Three identical-looking ducklings swim directly toward the camera, perfectly aligned from front to back.

“I saw a dozen Wood Duck ducklings on top of a concrete island,” says the photographer. “One by one, each bird bravely jumped in and started swimming directly toward me in perfect alignment.”

Two Lesser Yellowlegs run side by side on a beach. Their bodies nearly appear as one bird with four long, brightly colored legs and an open black bill.

Six Double-crested Cormorants perch on exposed logs over the water, their silhouettes enhanced by the golden light.

A male Red-winged Blackbird sits atop an aloe bloom in a vibrant field of yellow blooming aloe field and sings.
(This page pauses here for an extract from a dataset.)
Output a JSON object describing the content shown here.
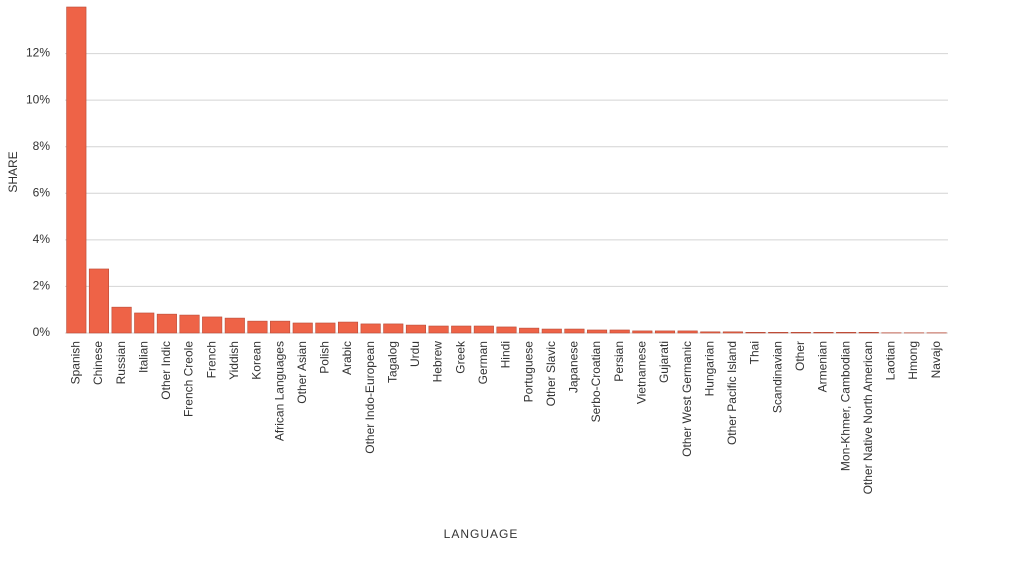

“Dozens of male Red-winged Blackbirds jockeyed for display positions in a dizzying bounce of red on black on yellow,” the photographer explains. “This particular male was bolder than the others and fought to maintain his high perch. His ability to fight off competing males to secure insect-rich territory likely won him multiple mates.”
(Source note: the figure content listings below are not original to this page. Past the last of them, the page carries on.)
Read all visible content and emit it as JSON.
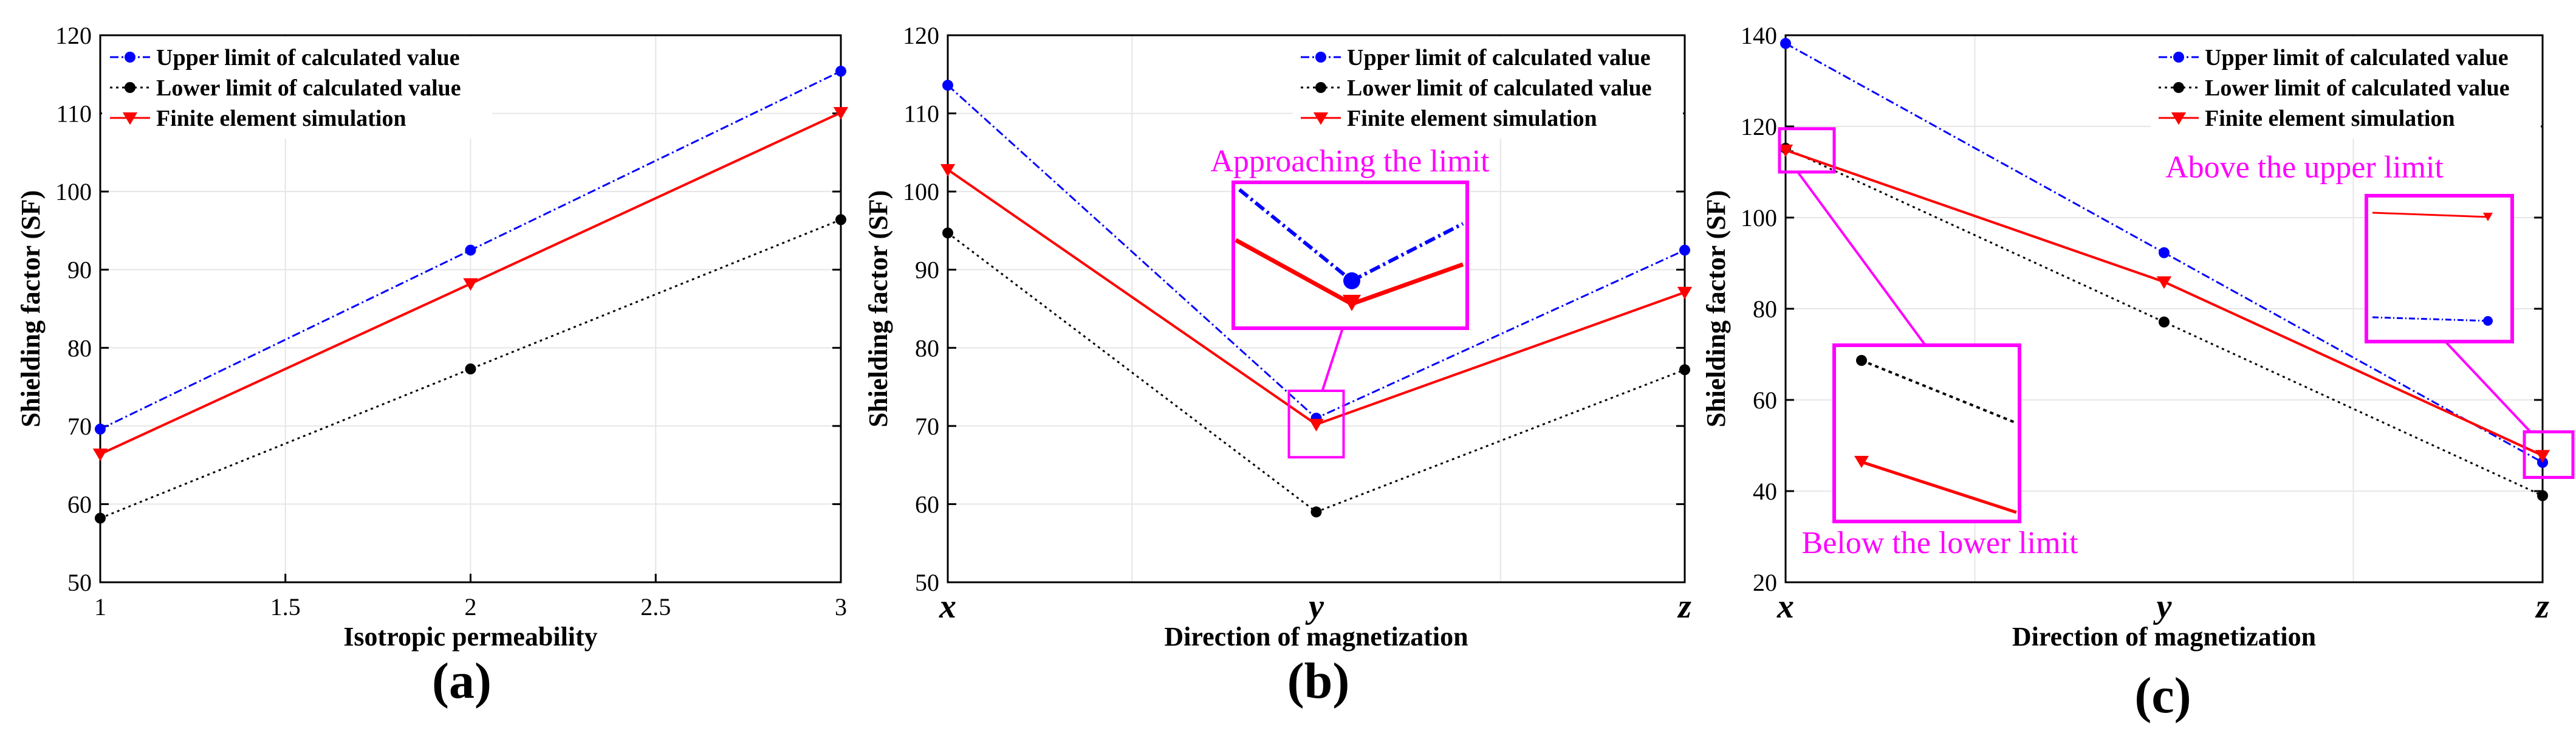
{
  "figure": {
    "panels": [
      "(a)",
      "(b)",
      "(c)"
    ]
  },
  "colors": {
    "upper": "#0000ff",
    "lower": "#000000",
    "fem": "#ff0000",
    "annotation": "#ff00ff",
    "grid": "#e6e6e6"
  },
  "chart_data": [
    {
      "type": "line",
      "panel": "(a)",
      "xlabel": "Isotropic permeability",
      "ylabel": "Shielding factor (SF)",
      "x": [
        1,
        2,
        3
      ],
      "xticks": [
        "1",
        "1.5",
        "2",
        "2.5",
        "3"
      ],
      "xlim": [
        1,
        3
      ],
      "ylim": [
        50,
        120
      ],
      "yticks": [
        50,
        60,
        70,
        80,
        90,
        100,
        110,
        120
      ],
      "grid": true,
      "legend_position": "top-left",
      "series": [
        {
          "name": "Upper limit of calculated value",
          "values": [
            69.6,
            92.5,
            115.4
          ]
        },
        {
          "name": "Lower limit of calculated value",
          "values": [
            58.2,
            77.3,
            96.4
          ]
        },
        {
          "name": "Finite element simulation",
          "values": [
            66.4,
            88.2,
            110.1
          ]
        }
      ]
    },
    {
      "type": "line",
      "panel": "(b)",
      "xlabel": "Direction of magnetization",
      "ylabel": "Shielding factor (SF)",
      "categories": [
        "x",
        "y",
        "z"
      ],
      "ylim": [
        50,
        120
      ],
      "yticks": [
        50,
        60,
        70,
        80,
        90,
        100,
        110,
        120
      ],
      "grid": true,
      "legend_position": "top-right",
      "series": [
        {
          "name": "Upper limit of calculated value",
          "values": [
            113.6,
            71.0,
            92.5
          ]
        },
        {
          "name": "Lower limit of calculated value",
          "values": [
            94.7,
            59.0,
            77.2
          ]
        },
        {
          "name": "Finite element simulation",
          "values": [
            102.8,
            70.2,
            87.1
          ]
        }
      ],
      "annotations": [
        "Approaching the limit"
      ]
    },
    {
      "type": "line",
      "panel": "(c)",
      "xlabel": "Direction of magnetization",
      "ylabel": "Shielding factor (SF)",
      "categories": [
        "x",
        "y",
        "z"
      ],
      "ylim": [
        20,
        140
      ],
      "yticks": [
        20,
        40,
        60,
        80,
        100,
        120,
        140
      ],
      "grid": true,
      "legend_position": "top-right",
      "series": [
        {
          "name": "Upper limit of calculated value",
          "values": [
            138.2,
            92.3,
            46.3
          ]
        },
        {
          "name": "Lower limit of calculated value",
          "values": [
            115.2,
            77.1,
            39.0
          ]
        },
        {
          "name": "Finite element simulation",
          "values": [
            114.8,
            85.9,
            47.8
          ]
        }
      ],
      "annotations": [
        "Above the upper limit",
        "Below the lower limit"
      ]
    }
  ]
}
A Purple Gallinule looks as if it’s running across the water’s surface with its wings outstretched to its rear, its iridescent purple head and neck parallel to the water, craning forward as if crossing a finish line.

Thousands of Snow Geese fill a purple-and-blue sky at sunset. The white of their wings reflects the fading light as underneath them Sandhill Cranes stand like sentinels in the brown grasses of a wetland.

Standing erect in a field of tall brown grass, a male Kori Bustard sticks out the large white feathers under his tail. The striped white-and-black feathers around his neck make it look like he’s wearing a featherboa below his black head.

Small waves roll behind three Black Skimmers as they fly directly in line with one another and the lens. Their bodies seem to blend almost as one with five black wings and two white heads and orange beaks grazing the water.

In a sea of sunflowers, a brilliant yellow American Goldfinch perches atop a sunflower of exactly the same hue, the bird’s distinctive black cap and wings preventing it from being entirely camouflaged. The lone bird bounced from flower to flower and perched behind the petals, its yellow feathers blending in seamlessly with the blooms.